To keep the cabin cool, Concorde used the fuel as a heat sink for the heat from the air conditioning, the same method also cooled the hydraulics. During supersonic flight the surfaces forward from the cockpit became heated, a screen was used to deflect much of this heat from directly reaching the cockpit.
Concorde also had limitations on livery. The majority of the surface had to be painted with a highly reflective white paint to avoid overheating the aluminum structure due to heating effects from supersonic flight at Mach 2. In 1996, Air France briefly painted F-BTSD in a predominantly-blue livery (with the exception of the wings) as part of a promotional deal with Pepsi Cola.

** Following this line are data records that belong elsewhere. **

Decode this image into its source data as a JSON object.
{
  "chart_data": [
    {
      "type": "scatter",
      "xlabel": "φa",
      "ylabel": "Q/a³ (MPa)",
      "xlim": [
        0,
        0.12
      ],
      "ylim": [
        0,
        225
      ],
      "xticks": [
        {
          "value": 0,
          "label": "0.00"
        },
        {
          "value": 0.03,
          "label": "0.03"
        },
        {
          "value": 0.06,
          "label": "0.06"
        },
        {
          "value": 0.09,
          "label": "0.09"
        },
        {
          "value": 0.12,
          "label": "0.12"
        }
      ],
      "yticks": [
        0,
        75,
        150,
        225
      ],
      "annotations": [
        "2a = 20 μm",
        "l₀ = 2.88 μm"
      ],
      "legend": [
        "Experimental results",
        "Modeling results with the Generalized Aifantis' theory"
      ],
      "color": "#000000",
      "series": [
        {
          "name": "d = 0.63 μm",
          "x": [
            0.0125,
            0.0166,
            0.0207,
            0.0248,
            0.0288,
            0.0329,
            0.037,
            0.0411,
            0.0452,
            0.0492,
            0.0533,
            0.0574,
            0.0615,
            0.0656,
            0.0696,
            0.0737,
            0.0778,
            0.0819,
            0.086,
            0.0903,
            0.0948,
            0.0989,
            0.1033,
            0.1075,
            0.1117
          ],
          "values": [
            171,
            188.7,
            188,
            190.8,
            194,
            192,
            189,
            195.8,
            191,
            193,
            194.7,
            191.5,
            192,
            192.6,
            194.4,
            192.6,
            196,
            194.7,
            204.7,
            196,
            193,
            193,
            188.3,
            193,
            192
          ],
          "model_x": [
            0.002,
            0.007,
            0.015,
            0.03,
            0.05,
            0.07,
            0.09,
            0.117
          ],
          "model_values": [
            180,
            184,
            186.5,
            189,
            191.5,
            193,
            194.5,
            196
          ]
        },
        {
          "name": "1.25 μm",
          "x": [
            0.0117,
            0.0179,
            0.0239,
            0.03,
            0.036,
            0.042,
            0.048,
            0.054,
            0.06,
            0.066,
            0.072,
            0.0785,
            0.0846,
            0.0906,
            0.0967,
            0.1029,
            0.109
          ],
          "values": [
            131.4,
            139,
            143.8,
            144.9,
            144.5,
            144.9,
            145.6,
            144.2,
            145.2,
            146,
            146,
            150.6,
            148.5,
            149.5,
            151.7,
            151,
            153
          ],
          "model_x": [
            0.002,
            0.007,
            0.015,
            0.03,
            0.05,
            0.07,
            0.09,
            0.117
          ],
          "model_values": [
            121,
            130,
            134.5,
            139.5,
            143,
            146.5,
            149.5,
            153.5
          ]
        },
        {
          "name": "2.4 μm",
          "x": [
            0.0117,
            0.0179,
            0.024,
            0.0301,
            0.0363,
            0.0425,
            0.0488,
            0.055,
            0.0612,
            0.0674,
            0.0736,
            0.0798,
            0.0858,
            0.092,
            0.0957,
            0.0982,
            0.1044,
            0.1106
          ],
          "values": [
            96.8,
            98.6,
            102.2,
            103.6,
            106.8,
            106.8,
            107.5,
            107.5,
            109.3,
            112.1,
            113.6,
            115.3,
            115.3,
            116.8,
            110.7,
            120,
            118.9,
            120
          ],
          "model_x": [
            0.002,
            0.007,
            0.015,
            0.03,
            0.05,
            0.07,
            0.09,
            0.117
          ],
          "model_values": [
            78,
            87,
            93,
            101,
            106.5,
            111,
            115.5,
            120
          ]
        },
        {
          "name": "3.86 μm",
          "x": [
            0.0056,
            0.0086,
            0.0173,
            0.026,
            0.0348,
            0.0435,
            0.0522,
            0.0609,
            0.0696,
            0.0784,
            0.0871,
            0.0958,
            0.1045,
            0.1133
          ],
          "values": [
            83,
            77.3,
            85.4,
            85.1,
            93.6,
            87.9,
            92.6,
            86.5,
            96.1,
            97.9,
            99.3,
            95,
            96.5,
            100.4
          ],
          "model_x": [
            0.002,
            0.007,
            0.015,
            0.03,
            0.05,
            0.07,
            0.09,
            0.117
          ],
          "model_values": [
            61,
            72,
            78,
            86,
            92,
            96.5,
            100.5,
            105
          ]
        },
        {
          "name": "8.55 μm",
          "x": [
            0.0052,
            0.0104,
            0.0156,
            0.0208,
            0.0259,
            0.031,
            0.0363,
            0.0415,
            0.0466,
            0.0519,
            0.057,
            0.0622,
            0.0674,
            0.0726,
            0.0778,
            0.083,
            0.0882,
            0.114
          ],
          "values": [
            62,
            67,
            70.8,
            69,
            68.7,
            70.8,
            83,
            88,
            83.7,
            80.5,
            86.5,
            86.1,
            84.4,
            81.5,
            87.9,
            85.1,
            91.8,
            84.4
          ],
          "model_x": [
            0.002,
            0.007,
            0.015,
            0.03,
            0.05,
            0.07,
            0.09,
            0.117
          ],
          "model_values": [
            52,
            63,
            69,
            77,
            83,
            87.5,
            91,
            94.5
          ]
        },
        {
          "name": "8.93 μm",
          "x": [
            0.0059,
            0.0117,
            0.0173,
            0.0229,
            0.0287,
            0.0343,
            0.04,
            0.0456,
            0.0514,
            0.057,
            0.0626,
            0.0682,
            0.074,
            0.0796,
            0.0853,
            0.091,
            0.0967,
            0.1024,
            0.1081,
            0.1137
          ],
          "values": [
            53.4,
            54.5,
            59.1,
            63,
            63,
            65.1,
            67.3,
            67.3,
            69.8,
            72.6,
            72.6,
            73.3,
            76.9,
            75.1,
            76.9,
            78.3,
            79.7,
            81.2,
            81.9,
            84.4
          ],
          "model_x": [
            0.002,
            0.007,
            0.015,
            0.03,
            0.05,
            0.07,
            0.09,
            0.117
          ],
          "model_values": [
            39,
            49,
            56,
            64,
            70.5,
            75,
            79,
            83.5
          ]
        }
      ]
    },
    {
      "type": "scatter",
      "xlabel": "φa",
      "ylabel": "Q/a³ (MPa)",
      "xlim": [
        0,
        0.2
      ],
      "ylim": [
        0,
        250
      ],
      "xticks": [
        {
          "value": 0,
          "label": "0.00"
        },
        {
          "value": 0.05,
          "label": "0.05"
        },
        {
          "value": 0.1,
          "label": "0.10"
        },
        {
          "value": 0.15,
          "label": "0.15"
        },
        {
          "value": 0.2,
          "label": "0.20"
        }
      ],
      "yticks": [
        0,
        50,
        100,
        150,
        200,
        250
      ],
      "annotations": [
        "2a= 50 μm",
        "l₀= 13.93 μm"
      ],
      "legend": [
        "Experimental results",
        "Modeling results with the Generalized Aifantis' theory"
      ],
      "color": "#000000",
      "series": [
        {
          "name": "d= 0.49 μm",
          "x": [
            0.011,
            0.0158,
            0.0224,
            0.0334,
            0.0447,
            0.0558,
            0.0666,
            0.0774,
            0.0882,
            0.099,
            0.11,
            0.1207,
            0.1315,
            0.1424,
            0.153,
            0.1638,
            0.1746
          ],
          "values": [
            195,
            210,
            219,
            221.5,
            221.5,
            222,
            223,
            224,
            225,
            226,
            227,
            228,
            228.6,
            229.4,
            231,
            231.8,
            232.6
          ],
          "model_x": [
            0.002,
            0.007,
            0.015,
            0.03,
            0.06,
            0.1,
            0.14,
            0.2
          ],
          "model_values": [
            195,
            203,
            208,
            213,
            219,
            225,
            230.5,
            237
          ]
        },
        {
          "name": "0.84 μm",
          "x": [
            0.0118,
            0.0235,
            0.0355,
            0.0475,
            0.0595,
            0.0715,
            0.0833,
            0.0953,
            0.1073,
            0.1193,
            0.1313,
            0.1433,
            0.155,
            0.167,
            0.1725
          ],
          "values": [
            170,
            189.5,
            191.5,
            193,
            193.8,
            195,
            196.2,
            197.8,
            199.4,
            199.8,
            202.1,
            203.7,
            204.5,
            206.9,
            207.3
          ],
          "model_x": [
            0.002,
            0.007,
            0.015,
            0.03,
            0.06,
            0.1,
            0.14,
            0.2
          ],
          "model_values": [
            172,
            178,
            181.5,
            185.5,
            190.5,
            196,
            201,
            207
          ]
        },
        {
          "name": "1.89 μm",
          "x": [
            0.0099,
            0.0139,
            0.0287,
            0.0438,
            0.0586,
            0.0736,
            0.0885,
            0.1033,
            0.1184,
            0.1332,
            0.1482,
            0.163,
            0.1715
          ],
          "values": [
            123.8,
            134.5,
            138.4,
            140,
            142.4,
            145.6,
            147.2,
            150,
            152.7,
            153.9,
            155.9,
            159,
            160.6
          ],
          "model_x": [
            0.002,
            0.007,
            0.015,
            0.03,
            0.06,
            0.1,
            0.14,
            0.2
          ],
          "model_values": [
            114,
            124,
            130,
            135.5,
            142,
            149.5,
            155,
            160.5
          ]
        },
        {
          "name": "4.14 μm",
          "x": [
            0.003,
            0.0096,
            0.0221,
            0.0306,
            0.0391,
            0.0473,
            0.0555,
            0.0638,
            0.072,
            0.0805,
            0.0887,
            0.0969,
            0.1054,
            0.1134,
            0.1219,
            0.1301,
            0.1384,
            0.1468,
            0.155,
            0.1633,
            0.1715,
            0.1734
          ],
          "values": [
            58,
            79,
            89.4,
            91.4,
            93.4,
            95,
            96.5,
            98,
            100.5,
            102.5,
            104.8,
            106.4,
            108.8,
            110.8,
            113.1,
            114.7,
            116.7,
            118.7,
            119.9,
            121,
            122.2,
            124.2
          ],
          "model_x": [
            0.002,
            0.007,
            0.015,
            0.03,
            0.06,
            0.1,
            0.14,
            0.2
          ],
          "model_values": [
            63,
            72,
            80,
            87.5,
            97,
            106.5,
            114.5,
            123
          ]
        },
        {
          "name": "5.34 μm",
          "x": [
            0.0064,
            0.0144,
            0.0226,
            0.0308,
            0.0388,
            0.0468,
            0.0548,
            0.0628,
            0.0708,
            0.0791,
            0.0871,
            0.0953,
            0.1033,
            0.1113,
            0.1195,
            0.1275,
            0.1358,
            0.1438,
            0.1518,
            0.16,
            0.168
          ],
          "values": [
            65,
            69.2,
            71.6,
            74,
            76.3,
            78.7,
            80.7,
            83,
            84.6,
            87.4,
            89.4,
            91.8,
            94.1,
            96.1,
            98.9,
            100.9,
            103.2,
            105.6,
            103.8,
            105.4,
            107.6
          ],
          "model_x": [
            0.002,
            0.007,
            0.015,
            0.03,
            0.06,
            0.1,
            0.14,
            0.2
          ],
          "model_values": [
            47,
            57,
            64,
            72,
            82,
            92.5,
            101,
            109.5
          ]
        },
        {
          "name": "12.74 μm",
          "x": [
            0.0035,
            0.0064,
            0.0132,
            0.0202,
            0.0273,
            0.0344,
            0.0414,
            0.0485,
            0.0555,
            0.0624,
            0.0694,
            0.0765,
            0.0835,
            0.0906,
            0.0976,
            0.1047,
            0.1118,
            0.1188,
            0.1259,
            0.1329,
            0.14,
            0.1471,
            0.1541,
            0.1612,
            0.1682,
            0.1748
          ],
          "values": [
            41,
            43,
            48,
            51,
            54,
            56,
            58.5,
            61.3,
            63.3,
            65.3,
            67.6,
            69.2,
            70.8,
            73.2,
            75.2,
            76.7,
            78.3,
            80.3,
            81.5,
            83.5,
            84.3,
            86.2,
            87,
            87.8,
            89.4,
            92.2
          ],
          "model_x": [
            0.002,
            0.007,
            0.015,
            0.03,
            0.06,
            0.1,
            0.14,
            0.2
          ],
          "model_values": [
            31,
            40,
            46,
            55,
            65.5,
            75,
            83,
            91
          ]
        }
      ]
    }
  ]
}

In this paint format, Air France were advised to remain at Mach 2 for no more than 20 minutes at a time, but there was no limit at speeds under Mach 1.7. F-BTSD was chosen for the promotion because the aircraft was not then programmed to maneuver any long flights that required extended Mach 2 operations.
Structural Issues
Due to the high speeds at which Concorde travelled, large forces were applied to the aircraft's structure during banks and turns. This caused twisting and deformation of the aircraft's structure. In addition there were concerns over maintaining precise control at supersonic speeds; both of these issues were resolved by active ratio changes between the inboard and outboard elevons, changing at differing speeds including supersonic. Only the innermost elevons, which are attached to the stiffest area of the wings, are active at high speed.
Additionally, the slim fuselage meant that the aircraft flexed. This was able to be seen from the rear passengers' viewpoints.
Environment Impact
The problem of the noise emitted by the powerful engines developed for Concorde by Rolls-Royce in Britain and SNECMA in France proved less tractable. It was a struggle from the start to secure approval for Concorde to be allowed to fly to and from New York, and the noise issue meant that the number of airports where it was certified to operate remained limited.
Conclusion
On 25 July 2000, Air France Flight 4590, registration F-BTSC, crashed in Gonesse, France, killing all 100 passengers and nine crew on board the flight, and four people on the ground. It was the only fatal incident involving the type
On 10 April 2003, Air France and British Airways all together announced that they would retire Concorde later that year. They cited low passenger numbers following the 25 July 2000 crash, the slump in air travel following 9/11 and rising maintenance costs.